Wednesday, February 1, 2012
Memories Museum (1)
I am the child of memory. Those things that you remember are often amazing and surprising sometimes. For example I remember riding in the back of my mom’s ‘piece of crap’ (her words, not mine) Oldsmobile listening to Michael Bolton tapes and Anita Baker heavily. I think that’s where I first learned to love everything and everyone in music. It might even surprise you that I know the words to Fleetwood Mac songs as well as rap lyrics.
This was her way, although she’d never said it, of making us (that is, my sister and I) eclectic people. I like to be so bold as to think that it worked.
But music has always been tied to memory. You tend to remember the good albums.
Case in point…
I think I saw one of those twelve CD deals for penny flyers in the back of an EBONY magazine. Being younger and being a kid I filled it out with a fraudulent name and sent off for them.
Lucius B. Kennedy was the alias back then.
I had completely forgotten about them until my mom had shown me the package. It was pretty foolish for me to even attempt to say it wasn’t me. Hell, I was the only in the house whose name started with an L. So I was honest about it.
She didn’t strike me as angry. She was willing to laugh it off.
This was until she opened the box.
The discs in the box were: Ludacris, Beyonce, Steely Dan, Barry White, OutKast, Sean Paul, Incubus, U2, R. Kelly, Jaheim, and some others that elude me.

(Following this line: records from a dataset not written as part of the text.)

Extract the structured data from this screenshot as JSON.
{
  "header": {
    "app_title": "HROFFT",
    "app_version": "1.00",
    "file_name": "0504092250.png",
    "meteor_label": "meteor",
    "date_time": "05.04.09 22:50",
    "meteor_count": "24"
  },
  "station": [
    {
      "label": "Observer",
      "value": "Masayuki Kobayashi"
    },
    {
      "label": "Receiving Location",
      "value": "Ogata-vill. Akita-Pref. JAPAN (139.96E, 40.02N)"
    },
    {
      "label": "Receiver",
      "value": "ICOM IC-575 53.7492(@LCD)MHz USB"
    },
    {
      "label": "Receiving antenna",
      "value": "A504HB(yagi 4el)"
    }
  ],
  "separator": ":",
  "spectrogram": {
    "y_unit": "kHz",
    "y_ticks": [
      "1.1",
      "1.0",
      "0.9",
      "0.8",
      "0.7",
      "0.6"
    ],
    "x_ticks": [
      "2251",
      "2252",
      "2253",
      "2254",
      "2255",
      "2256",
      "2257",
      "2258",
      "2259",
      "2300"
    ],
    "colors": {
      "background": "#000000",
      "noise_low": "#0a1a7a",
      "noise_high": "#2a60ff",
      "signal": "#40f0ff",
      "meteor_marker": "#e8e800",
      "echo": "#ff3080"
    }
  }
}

She let my sister keep the music I’d promised her, despite the parental advisory labels. I guess she figured that Sean Paul’s accent made him unintelligible enough that any profanity he used would be overlooked. The R. Kelly thing may have been a mistake given her age. But that’s neither here nor there.
Mom gladly took the Barry White and the Steely Dan since she a was lifelong fan. She’d even grown to like Jaheim due to radio airplay and the distance she had to drive to work.
The Incubus and U2 were given over without much argument. Same with the Beyonce CD. When we reached Luda and OutKast she immediately took them.
“I don’t want you listening to that rap crap…”
Eventually I found them and I was singing the lyrics to Word Of Mouf and Stankonia religiously.
(Quietly, of course…)
This was until Mom caught me and soundly thrashed me.